Wem an einem unabhängigen und kritischen Journalismus gelegen ist, sollte die Stimme erheben und dazu beitragen, dass Julian Assange nicht den Rest seiner Tage in Einzelhaft in einem US-Hochsicherheitsgefängnis verbringt, sondern freigelassen wird. »Free Press! Free Assange!«

Anmerkungen

[1] Das britische Gericht hat dem Antrag auf Auslieferung nicht stattgegeben. Die jetzige Entscheidung dürfte allerdings nicht die letzte in dem Fall gewesen sein. Von beiden Seiten wurde schon vor der Verhandlung vor dem Strafgericht Old Bailey in London erwartet, im Falle einer Niederlage in Berufung zu gehen.

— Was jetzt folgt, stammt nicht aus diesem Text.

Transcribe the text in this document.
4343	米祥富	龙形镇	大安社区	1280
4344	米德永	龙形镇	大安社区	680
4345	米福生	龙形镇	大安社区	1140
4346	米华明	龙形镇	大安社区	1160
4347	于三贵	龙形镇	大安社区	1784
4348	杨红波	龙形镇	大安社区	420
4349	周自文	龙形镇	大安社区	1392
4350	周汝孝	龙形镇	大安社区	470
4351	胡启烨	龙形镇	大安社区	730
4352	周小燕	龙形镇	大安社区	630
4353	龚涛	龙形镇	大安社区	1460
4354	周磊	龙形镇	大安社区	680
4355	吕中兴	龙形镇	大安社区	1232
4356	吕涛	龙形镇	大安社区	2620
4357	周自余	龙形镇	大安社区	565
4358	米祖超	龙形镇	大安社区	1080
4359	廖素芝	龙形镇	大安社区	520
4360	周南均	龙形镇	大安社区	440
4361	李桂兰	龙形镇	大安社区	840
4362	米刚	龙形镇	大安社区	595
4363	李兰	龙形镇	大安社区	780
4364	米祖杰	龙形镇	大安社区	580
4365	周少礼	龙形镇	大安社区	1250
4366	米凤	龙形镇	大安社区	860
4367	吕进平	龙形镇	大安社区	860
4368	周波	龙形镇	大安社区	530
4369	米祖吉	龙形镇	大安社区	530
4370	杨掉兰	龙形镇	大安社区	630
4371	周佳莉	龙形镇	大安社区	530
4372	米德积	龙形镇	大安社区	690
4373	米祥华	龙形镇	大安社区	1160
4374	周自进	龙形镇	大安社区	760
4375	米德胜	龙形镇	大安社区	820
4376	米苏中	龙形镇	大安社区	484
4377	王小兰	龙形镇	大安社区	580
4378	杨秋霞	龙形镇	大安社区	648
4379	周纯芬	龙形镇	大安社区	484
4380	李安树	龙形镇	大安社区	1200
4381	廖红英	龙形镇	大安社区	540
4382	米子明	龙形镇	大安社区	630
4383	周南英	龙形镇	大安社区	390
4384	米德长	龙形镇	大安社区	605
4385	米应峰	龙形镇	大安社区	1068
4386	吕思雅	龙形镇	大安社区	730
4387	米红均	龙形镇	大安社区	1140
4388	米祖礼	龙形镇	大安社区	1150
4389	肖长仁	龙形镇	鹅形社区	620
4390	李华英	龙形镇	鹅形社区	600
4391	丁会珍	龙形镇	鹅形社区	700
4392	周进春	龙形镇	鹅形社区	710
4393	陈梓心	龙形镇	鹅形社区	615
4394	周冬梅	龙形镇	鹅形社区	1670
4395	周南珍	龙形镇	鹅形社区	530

[2] Chelsea Manning wurde zu 35 Jahren Gefängnis verurteilt. Davon verbüßte sie fast sieben Jahre, bevor sie von Präsident Barack Obama im Jahr 2017 begnadigt wurde. In der Ära Donald Trump wurde Manning 2019 erneut in Haft genommen, da sie sich vor einer Grand Jury weigerte, gegen Wikileaks und Assange auszusagen. Während der fast einjährigen Beugehaft hat sie laut ihren Verteidigern einen Suizidversuch unternommen. Im März letzten Jahres wurde sie auf Anordnung eines Gerichts aus der Haft entlassen.
[3] Otto König/Richard Detje: Schuldspruch ohne Konsequenz. Der Chilcot-Bericht zum Irakkrieg 2003, Sozialismus.deAktuell vom 25.7.2016.
[4] Die vier Blackwater-Sicherheitsleute waren im Auftrag der USA im Irak stationiert. Die Söldner hatten 2007 auf dem Nisour-Platz in Bagdad plötzlich mit Maschinengewehren und Granatenwerfern auf irakische Zivilisten gefeuert, während sie einen Konvoi der US-Botschaft begleiteten. Dabei kamen mindestens 14 Menschen ums Leben. Die anschließende Untersuchung hatte ergeben, dass die Söldner das Feuer provoziert eröffnet hatten, obgleich sie zu ihrer Verteidigung behauptet hatten, sie seien von einem Hinterhalt ausgegangen. Das Kriegsverbrechen hatte zu einer Debatte über den Einsatz privater Sicherheitsfirmen durch die US-Armee geführt. Blackwater verlor daraufhin die Lizenz im Irak. Die Firma änderte in der Folge mehrfach ihren Namen und verschmolz schließlich mit weiteren Unternehmen zur Constellis-Gruppe. Eine Tochter-Firma von Constellis, die sogenannte Olive Group, ist heute noch im Irak aktiv.
[5] Gleich wie das Urteil ausfällt: Beide Parteien haben die Möglichkeit, in Berufung zu gehen. Nach zwei möglichen Instanzen in Großbritannien könnte das Auslieferungsverfahren am Ende beim Europäischen Gerichtshof für Menschenrechte landen. Die Frage, ob Julian Assange an die USA ausgeliefert wird, könnte sich noch Jahre hinziehen.
[6] Frauke Niemeyer: Bericht zu Assange deckt auf – Vergewaltigungsvorwürfe waren »konstruiert«, ntv- Nachrichten vom 1.3.2020.
[7] Zu den Unterzeichner*innen gehören u.a.: Alberto Fernández, Präsident von Argentinien; Nicolás Maduro, Präsident von Venezuela, die ehemaligen Staatsoberhäupter José Mujica (Uruguay), Dilma Rousseff (Brasilien), Evo Morales (Bolivien), Luiz Ignacio Lula da Silva (Brasilien) und Rafael Correa (Ecuador) sowie José Luis Zapatero, ehemaliger Präsident Spaniens, Jeremy Corbyn, früherer Vorsitzender der Labour-Partei in Großbritannien und der argentinische Friedensnobelpreisträger Adolfo Pérez Esquivel.